Smart agriculture – Financing cooperation for landscape restoration
There are many types of forest restoration, just as there are many types of forests. Ecological restoration attempts to recreate a native ecological system that has been degraded; regeneration or planting of native species is important, as is refraining from harvesting. At the other end of the spectrum, there are plantation forests of trees of the same age and species (often non- native) for harvest. In between, there are variants such as plantation agriculture (such as oil palm), agroforestry (such as trees or shrubs grown in association with field crops), and mosaic forests, which involve patches of forest of different ages, and perhaps including a mix of natural forest and plantations, planting trees on field borders or steep slopes, or even interspersing trees within farmers’ fields (such as farmer-managed natural regeneration in dryland Africa).
Key differences for present purposes involve whether tangible economic benefits (such as sales of crops and timber) can be associated, through good design, with increased ecological benefits such as long-run carbon sequestration, or whether the two forms of benefit must be traded off against each other.72 If there is a trade-off, regulation, enforcement and perhaps external financing may be necessary to overcome the difference between what is in the common good and what is in the individual landholder’s economic interest.
It is also noteworthy that a great deal of forest restoration today is happening in agricultural areas, as farmers increasingly recognise the need for more trees to prevent soil degradation and water runoff, fix nitrogen and generally restore already degraded soils, especially under tropical conditions of rainfall and heat.73 In some cases, soil degradation on tropical plots cleared of trees and cropped a few years under high heat and rainfall has proceeded to the point that they are no longer useful for agriculture and are abandoned to regenerate as best they can through natural forest regeneration.

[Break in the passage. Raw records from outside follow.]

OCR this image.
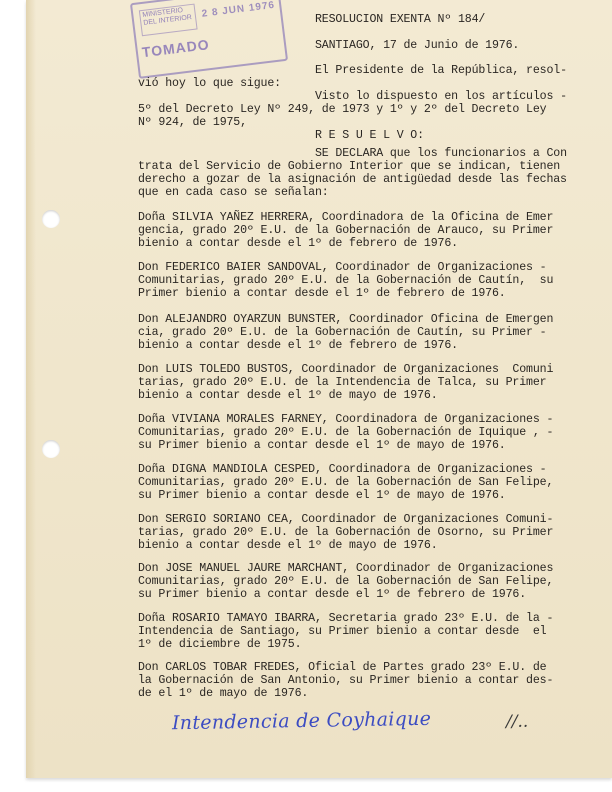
MINISTERIO DEL INTERIOR
2 8 JUN 1976
TOMADO

RESOLUCION EXENTA Nº 184/

SANTIAGO, 17 de Junio de 1976.

El Presidente de la República, resol-

vió hoy lo que sigue:

Visto lo dispuesto en los artículos -

5º del Decreto Ley Nº 249, de 1973 y 1º y 2º del Decreto Ley

Nº 924, de 1975,

R E S U E L V O:

SE DECLARA que los funcionarios a Con

trata del Servicio de Gobierno Interior que se indican, tienen

derecho a gozar de la asignación de antigüedad desde las fechas

que en cada caso se señalan:

Doña SILVIA YAÑEZ HERRERA, Coordinadora de la Oficina de Emer

gencia, grado 20º E.U. de la Gobernación de Arauco, su Primer

bienio a contar desde el 1º de febrero de 1976.

Don FEDERICO BAIER SANDOVAL, Coordinador de Organizaciones -

Comunitarias, grado 20º E.U. de la Gobernación de Cautín,  su

Primer bienio a contar desde el 1º de febrero de 1976.

Don ALEJANDRO OYARZUN BUNSTER, Coordinador Oficina de Emergen

cia, grado 20º E.U. de la Gobernación de Cautín, su Primer -

bienio a contar desde el 1º de febrero de 1976.

Don LUIS TOLEDO BUSTOS, Coordinador de Organizaciones  Comuni

tarias, grado 20º E.U. de la Intendencia de Talca, su Primer

bienio a contar desde el 1º de mayo de 1976.

Doña VIVIANA MORALES FARNEY, Coordinadora de Organizaciones -

Comunitarias, grado 20º E.U. de la Gobernación de Iquique , -

su Primer bienio a contar desde el 1º de mayo de 1976.

Doña DIGNA MANDIOLA CESPED, Coordinadora de Organizaciones -

Comunitarias, grado 20º E.U. de la Gobernación de San Felipe,

su Primer bienio a contar desde el 1º de mayo de 1976.

Don SERGIO SORIANO CEA, Coordinador de Organizaciones Comuni-

tarias, grado 20º E.U. de la Gobernación de Osorno, su Primer

bienio a contar desde el 1º de mayo de 1976.

Don JOSE MANUEL JAURE MARCHANT, Coordinador de Organizaciones

Comunitarias, grado 20º E.U. de la Gobernación de San Felipe,

su Primer bienio a contar desde el 1º de febrero de 1976.

Doña ROSARIO TAMAYO IBARRA, Secretaria grado 23º E.U. de la -

Intendencia de Santiago, su Primer bienio a contar desde  el

1º de diciembre de 1975.

Don CARLOS TOBAR FREDES, Oficial de Partes grado 23º E.U. de

la Gobernación de San Antonio, su Primer bienio a contar des-

de el 1º de mayo de 1976.

Intendencia de Coyhaique	//..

Agricultural landscape restoration typically includes protecting fragile areas, such as natural forests and wetlands, to leave areas dedicated to generation of vital ecosystem services. It also often involves reforesting steep slopes, to protect against erosion and landslides. Trees, bushes and grasses may be planted or cared for in and around fields, pastures and water courses; terraces and contour bunds (small earthen or stone walls running along the soil contour) or other structures may be created for soil and water management. In addition, farmers may spread organic manures and mulches, and adopt new crop and grazing rotations. Many of these activities on their own produce the “triple wins” of CSA (for productivity, resilience and mitigation) at the landscape level, but they can also facilitate the uptake of other innovations such as improved seeds, improved inputs and better agronomic and husbandry practices by amplifying the benefits of those inputs and practices.75
Landscape restoration technologies vary widely in their short-term economic benefits to local people. Set-asides or “exclosures” for biomass regeneration, for example, will restore land, but do little for local livelihoods for a long period. Some large agricultural development programmes that include restoration emphasise immediate financial benefits, with fewer lasting impacts on ecosystem services. Yet in almost every case of agricultural restoration in small farm areas, institutional change
that includes active local government engagement is necessary to equitably share the costs and ensure compliance with the responsibilities of producing a larger overall set of economic and ecological benefits through a “landscape approach”.76 Proactive support to building the capacity of local government and helping to improve governance is often a prerequisite of success in pursuing landscape-level interventions.77
As argued in Better Growth, Better Climate, climate smartness is in fact necessary to ensure both agricultural growth
and increased resilience of rural livelihoods to climate change in developing countries. Climate change is projected to disproportionately affect the livelihoods of poor farmers and forest-dependent people in tropical countries, reducing crop production growth relative to growing demand from rising populations and higher wealth, putting upward pressure on food prices. And the benefits of CSA under developing-country conditions are tied to increasing the carbon content and penetration of soils. This can be achieved, for example, by using new seeds or practices in a single field, or improving animal breeding or grazing practices in a given location, but often involves actions over a larger landscape, where carbon storage upstream, for example, leads to productivity and resilience gains downstream.78 Thus agricultural landscape restoration is both CSA on its own and a key facilitator for other aspects of CSA in the restored areas.